L'institut Rasmussen, l'autre sondeur qui donne encore Trump gagnant, passe lui pour donner généralement des scores plus favorables aux candidats républicains que ceux qu'ils finiront par récolter le jour de l'élection. En 2012, il avait donné Romney vainqueur d'un point alors qu'Obama l'avait emporté de quatre points.
Ce débat nous rappelle l'importance, qui sera à nouveau soulignée lors des primaires françaises puis de la présidentielle 2017, de savoir lire un sondage. Ceux qui font le plus de bruit (et qui sont souvent mis en avant par les candidats qui y sont donnés vainqueurs) sont ceux qui s'écartent le plus de la moyenne –depuis dix jours, dans les sondages de la primaire, le score de Sarkozy au second tour fluctue ainsi entre un désastreux 38% et un encourageant 47%... Concernant la campagne américaine, «contrairement à ce qui est souvent dit, les sondages ne sont absolument pas volatils cette année, bien au contraire, explique Mathieu Gallard, chef de groupe chez Ipsos, qui suit de près la campagne américaine. À mon avis, cette perception d'une forte volatilité est surtout due à l'accent mit par les instituts, les médias et les candidats sur les sondages extrêmes, sortant de la moyenne ou indiquant de très fortes évolutions.»
De plus, les méthodes des instituts (téléphone ou internet, pondération des votes selon la probabilité de voter...) ont un impact sur les résultats. D'où l'importance de les connaître et de les analyser: «Les instituts américains n'hésitent pas à détailler leurs méthodes de manière très approfondie, et le développement du data-journalism fait que les médias ont désormais une bien meilleure connaissance des mécanismes des sondages aux États-Unis. On ne compte plus les articles ou les spécialistes américains expliquent leurs méthodes et en débattent», explique Mathieu Gallard. Le site de data-journalisme FiveThirtyEight a d'ailleurs élaboré un classement des instituts les plus fiables.

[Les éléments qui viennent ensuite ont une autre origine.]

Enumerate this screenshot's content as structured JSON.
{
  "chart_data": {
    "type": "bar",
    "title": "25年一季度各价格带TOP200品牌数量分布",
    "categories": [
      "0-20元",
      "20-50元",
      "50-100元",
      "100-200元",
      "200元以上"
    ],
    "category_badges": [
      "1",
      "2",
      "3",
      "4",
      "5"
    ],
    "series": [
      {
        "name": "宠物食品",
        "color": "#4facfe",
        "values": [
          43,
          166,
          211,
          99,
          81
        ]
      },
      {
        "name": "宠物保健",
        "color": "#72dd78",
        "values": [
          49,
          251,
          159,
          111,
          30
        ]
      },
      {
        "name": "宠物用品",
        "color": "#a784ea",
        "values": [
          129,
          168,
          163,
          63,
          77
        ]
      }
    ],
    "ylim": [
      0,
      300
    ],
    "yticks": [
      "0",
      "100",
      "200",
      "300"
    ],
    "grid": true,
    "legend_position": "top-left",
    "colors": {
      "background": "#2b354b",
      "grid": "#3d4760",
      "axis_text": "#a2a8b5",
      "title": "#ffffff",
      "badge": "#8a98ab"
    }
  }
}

Souvenons-nous, enfin, que les techniques de sondages progressent par essais et erreurs: en 2012, le prestigieux institut Gallup avait publié un examen de conscience car son dernier sondage donnait Romney un point devant –son modèle de probabilité du vote était erroné, son échantillon contenait trop peu de minorités ethniques… C'est d'ailleurs l'avertissement lancé par l'équipe de l'institut Dornsife: «Les sondages d'opinion ne sont pas une science exacte mais, à travers la recherche, ils peuvent progresser vers ce but.»